Laß es dir schmecken, Liebster!

    Sowtschick stellte den Kaffee auf ein Tablett und ging hinüber. Am Ende des Bücherganges, in dem, wie in den anderen Zimmern und Fluren seines weitläufigen Hauses, verschieden große Glöckchen von der Decke hingen, die ihm meldeten, daß jemand zu ihm wollte, stand ein kleiner runder Tisch mit grünem Loriot-Sofa. Hier, unter einem erst kürzlich erworbenen, sehr großen, in Gold gerahmten Schafbock, hielt Sowtschick gern seine Kaffeestunde, die ihm zur Vorbereitung seines dichterischen Aderlasses diente.

    Die Hunde legten sich auf den Teppich, und Sowtschick öffnete das «Grammophon», wie er noch immer sagte. Er legte das Sextett von Dvořák auf. Dann zündete er eine Kerze an, obwohl es doch heller, heißer Juli war, setzte sich auf das Sofa und ließ den Blick über das Kaffeegeschirr hinweg an all seinen Büchern entlangschweifen.

    Was die Musik betraf, die sehr leise aus den übergroßen Boxen kam: Es hatte für ihn lange die Ansicht gegolten: Je weniger Musiker, desto ungenießbarer ist das, was sie hervorbringen. Irgendwann hatte er aber gemerkt, daß es lächerlich ist, bei der «Neunten» Waffelgebäck in Milchkaffee zu tunken, und da hatte er es dann mit Kammermusik versucht, und er hatte an ihr Geschmack gefunden. «Der Tod und das Mädchen» oder den «Heiligen Dankgesang eines Genesenden»; oder – warum eigentlich nicht? – auch einmal Dvořák.
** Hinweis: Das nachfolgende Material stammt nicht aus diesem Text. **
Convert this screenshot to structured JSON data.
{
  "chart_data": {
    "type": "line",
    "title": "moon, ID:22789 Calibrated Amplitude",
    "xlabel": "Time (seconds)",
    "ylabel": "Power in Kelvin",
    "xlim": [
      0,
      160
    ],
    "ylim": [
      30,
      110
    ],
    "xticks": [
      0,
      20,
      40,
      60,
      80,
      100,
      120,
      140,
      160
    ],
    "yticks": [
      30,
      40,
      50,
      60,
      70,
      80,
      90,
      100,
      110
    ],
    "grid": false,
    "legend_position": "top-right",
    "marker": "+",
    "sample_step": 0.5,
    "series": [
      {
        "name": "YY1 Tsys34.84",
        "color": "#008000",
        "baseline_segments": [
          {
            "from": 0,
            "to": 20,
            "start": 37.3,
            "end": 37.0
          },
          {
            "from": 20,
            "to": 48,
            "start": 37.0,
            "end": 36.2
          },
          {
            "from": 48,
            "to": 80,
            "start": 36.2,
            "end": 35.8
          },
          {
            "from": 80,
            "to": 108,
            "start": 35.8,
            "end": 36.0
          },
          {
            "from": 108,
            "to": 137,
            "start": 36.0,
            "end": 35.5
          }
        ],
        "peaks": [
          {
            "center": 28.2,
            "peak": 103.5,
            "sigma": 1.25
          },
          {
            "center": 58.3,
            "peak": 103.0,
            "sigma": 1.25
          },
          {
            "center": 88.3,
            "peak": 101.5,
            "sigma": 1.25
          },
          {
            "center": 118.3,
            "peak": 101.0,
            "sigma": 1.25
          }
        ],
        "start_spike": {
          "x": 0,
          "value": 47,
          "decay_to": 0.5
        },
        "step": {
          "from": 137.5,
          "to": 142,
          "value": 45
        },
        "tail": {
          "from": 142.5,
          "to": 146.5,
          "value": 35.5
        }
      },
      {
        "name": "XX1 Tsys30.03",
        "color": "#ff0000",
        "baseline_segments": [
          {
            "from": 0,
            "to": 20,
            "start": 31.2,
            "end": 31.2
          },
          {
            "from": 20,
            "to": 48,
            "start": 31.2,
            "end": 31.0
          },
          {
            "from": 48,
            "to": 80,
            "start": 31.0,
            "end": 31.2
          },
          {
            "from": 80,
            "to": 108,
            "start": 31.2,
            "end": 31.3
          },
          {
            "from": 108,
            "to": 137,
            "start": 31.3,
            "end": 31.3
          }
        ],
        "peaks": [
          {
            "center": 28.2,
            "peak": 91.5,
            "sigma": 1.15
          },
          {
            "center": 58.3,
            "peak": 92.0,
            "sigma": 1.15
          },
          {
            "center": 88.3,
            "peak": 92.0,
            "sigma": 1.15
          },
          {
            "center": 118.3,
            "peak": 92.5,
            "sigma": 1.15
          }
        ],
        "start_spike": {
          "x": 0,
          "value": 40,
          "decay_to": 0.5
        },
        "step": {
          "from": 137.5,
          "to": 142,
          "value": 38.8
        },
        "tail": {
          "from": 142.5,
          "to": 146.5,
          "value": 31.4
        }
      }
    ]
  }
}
    Das Kaffeegeschirr samt Aschenbecher und Leuchter stammte aus einer berühmten Porzellanmanufaktur. Sowtschick erzählte seinen Besuchern gern, daß er es von dem Fabrikanten persönlich geschenkt bekommen hätte, was leider nicht stimmte. Bei einer Stehparty hatte er den Herrn kennengelernt, und er hatte ihn so verstanden, daß er, der aufgeschlossene Fabrikant, ihm, dem liberalen Schriftsteller, bei einer sofortigen Porzellanbestellung jeden Wunsch erfüllen werde. Dies könnte den Anfang einer Allianz signalisieren zwischen Künstler und Unternehmern, die, Gott sei’s geklagt, immer noch Fachwerkhäuser abrissen, um Platz zu schaffen für seelenlose Fabrikanlagen. Siebenhundertachtzig Mark hatte Sowtschick dann letzten Endes doch überweisen müssen, und das hatte ihm weh getan. Lange hatte er mit einem Gefühl der Bitterkeit seinen Nachmittagskaffee getrunken, und Marianne, der er unvorsichtigerweise davon erzählt hatte, war wie wild auf die Tassen losgegangen, deren Dekor im übrigen, wie auf der Verpackung zu lesen stand, nicht spülmaschinenfest war.

    Sowtschick trank einen Schluck und lauschte dem freundlichen ersten Satz des Sextetts, der ihn ein wenig an «Der Mai ist gekommen» erinnerte. Dem Tschechen Dvořák war hier etwas sehr Deutsches gelungen, Ludwig-Richter-Ähnliches, so kam es Sowtschick jedenfalls vor. Diese Musik rief ein Bild junger Menschen in ihm auf, die blumenbekränzt durch Wald und Feld schweiften …

    Sowtschick nahm die Zeitung auf. Über die immer gleiche Litanei der «Kreuzthaler Nachrichten» ärgerte er sich jeden Tag: Eindämmung des Asylantenstroms und Forderungen nach dem Gegenteil, Verdammung der Atomkraftwerke und deren Anpreisung, Anwachsen der Arbeitslosenziffer, Luftverschmutzung, Frauenparität, Waldbrand an der Mittelmeerküste.

    Wie nur dem Kopf nicht alle Hoffnung schwindet,
Der immerfort an schalem Zeuge klebt …

    So ging das Tag für Tag, und Sowtschick ärgerte sich darüber, weil er keine Möglichkeit sah, auch nur den winzigsten Teil dieser Mißstände abzustellen.

    Im Lokalteil der «Kreuzthaler Nachrichten» stand an diesem Tag allerdings eine Meldung, die ihn aufmerken ließ. Zum edlen Klang von Violinen las er, daß der Zahnarzt Ohltrop im Nachbarort, mit dessen Tochter seine Kinder zur Schule gegangen waren, nachts in seinen eigenen vier Wänden von Einbrechern überfallen und mit einem Obstmesser erstochen worden war. Sowtschick schüttelte den Kopf. Überfallen? Nachts? Dann ging das also jetzt hier los? Knirschende Schritte auf dem Kiesweg, ein klirrendes Fenster … Nicht Harburg oder Oberhausen als Schauplatz von Bluttaten, sondern die friedliche Sassenholzer Börde?